The only person who played 'White Riot' on the radio was John Peel – and he's gone on holiday. You play our record against any of the other stuff and it just knocks spots off them left, right and centre. They must be cunts for not playing it.
— —Joe Strummer

The Clash performed "White Riot" in public for the first time when they played the 100 Club Punk Festival on 20 September 1976. "White Riot" is considered a classic in the Clash canon, although as the band matured, Mick Jones would at times refuse to play it, considering it crude and musically inept. Over two decades later, Joe Strummer would perform it with his band the Mescaleros. The B-side of the single was "1977", a non-album track. This song was along similar lines to "White Riot", suggesting that the music of Elvis Presley, the Beatles, and the Rolling Stones was no longer relevant.

Writing for Melody Maker in November 1976, Caroline Coon described the song as "played with the force of an acetylene torch". On its release in March 1977, the New Musical Express declared, "'White Riot' isn't a poxy Single of the Week, it's the first meaningful event all year … The Clash aren't just a band, and this is more than just a single." Billboard described it as "the most controversial song the Clash ever did".

In March 2005, Q magazine placed "White Riot" at number 34 in its list of the 100 Greatest Guitar Tracks.

==Track listing==
All tracks written by Joe Strummer/Mick Jones.
- 7" vinyl
1. "White Riot" – 2:00
2. "1977" – 1:40

==Personnel==
- Joe Strummer – rhythm guitar, lead vocal
- Mick Jones – lead guitar, backing vocal
- Paul Simonon – bass guitar
- Terry Chimes – drums

==Charts==

Chart performance for "White Riot"
| Chart (1977) | Peak position |
|---|---|
| UK Singles (Official Charts) | 38 |

==Cover versions==
The song was covered by Clash contemporaries Sham 69. The punk rock/Oi! band Cock Sparrer also did a live cover version of the song, which even appeared on their The Best of Cock Sparrer and England Belongs to Me albums.

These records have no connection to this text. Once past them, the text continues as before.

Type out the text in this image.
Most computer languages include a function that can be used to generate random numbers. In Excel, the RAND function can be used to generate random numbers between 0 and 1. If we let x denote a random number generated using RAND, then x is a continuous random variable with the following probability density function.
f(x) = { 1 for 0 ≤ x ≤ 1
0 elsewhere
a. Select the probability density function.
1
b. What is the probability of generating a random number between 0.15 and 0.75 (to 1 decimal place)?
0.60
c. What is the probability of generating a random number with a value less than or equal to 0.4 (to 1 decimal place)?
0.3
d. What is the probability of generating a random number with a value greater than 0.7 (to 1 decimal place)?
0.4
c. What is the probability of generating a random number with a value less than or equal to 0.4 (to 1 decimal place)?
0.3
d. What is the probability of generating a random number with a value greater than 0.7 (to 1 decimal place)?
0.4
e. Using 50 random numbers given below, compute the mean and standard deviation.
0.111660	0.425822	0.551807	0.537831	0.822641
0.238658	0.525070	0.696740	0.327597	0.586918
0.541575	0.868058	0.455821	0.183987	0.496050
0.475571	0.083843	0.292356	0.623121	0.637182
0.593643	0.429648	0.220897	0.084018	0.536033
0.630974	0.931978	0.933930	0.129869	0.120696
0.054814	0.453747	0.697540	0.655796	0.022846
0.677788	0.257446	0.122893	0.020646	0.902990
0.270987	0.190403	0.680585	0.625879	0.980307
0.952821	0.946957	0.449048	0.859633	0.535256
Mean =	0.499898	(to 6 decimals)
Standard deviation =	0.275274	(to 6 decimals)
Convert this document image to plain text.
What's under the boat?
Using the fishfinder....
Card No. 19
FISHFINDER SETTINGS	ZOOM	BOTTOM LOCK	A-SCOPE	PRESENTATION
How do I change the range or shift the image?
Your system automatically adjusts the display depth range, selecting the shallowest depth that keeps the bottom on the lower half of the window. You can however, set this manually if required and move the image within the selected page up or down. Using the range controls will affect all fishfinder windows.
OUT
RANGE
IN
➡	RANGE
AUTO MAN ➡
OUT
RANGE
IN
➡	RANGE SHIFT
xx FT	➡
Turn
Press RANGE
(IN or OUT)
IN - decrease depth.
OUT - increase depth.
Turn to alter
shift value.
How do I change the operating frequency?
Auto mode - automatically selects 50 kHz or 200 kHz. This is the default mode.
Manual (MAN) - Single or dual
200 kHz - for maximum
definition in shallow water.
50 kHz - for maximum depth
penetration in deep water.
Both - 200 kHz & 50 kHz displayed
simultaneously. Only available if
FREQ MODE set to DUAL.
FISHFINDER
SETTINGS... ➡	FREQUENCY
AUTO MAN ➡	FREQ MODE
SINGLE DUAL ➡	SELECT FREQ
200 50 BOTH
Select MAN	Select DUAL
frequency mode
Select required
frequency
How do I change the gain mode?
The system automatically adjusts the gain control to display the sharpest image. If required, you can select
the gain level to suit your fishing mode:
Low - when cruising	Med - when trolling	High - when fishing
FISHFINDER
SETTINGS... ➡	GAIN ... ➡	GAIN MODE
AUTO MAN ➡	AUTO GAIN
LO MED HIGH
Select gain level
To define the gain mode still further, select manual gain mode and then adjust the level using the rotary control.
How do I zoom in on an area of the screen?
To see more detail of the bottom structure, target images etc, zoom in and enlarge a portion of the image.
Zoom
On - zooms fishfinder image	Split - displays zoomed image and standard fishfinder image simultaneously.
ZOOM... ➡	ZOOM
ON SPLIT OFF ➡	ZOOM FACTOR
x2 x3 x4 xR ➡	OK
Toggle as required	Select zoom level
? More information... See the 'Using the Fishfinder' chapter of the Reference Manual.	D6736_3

The Mekons' first single, "Never Been in a Riot", was a response to "White Riot".

The song has been covered by, among others, hip-hop/punk rock band the Transplants, rock band Camper Van Beethoven, punk rock band Anti-Flag, Rise Against, Cracker, the Bad Shepherds alternative rock band Audioslave, and the Angelic Upstarts. The American Celtic punk band Dropkick Murphys have covered the song live, one recording of which is on their The Singles Collection: Volume One album. It was also performed by Rage Against the Machine at their free concert in Finsbury Park and at Download Festival in June 2010.

Punk rock band Rise Against covered the song during their shows at the Reading and Leeds Festivals in 2011 after vocalist Tim McIlrath made a speech about the London riots of 2011.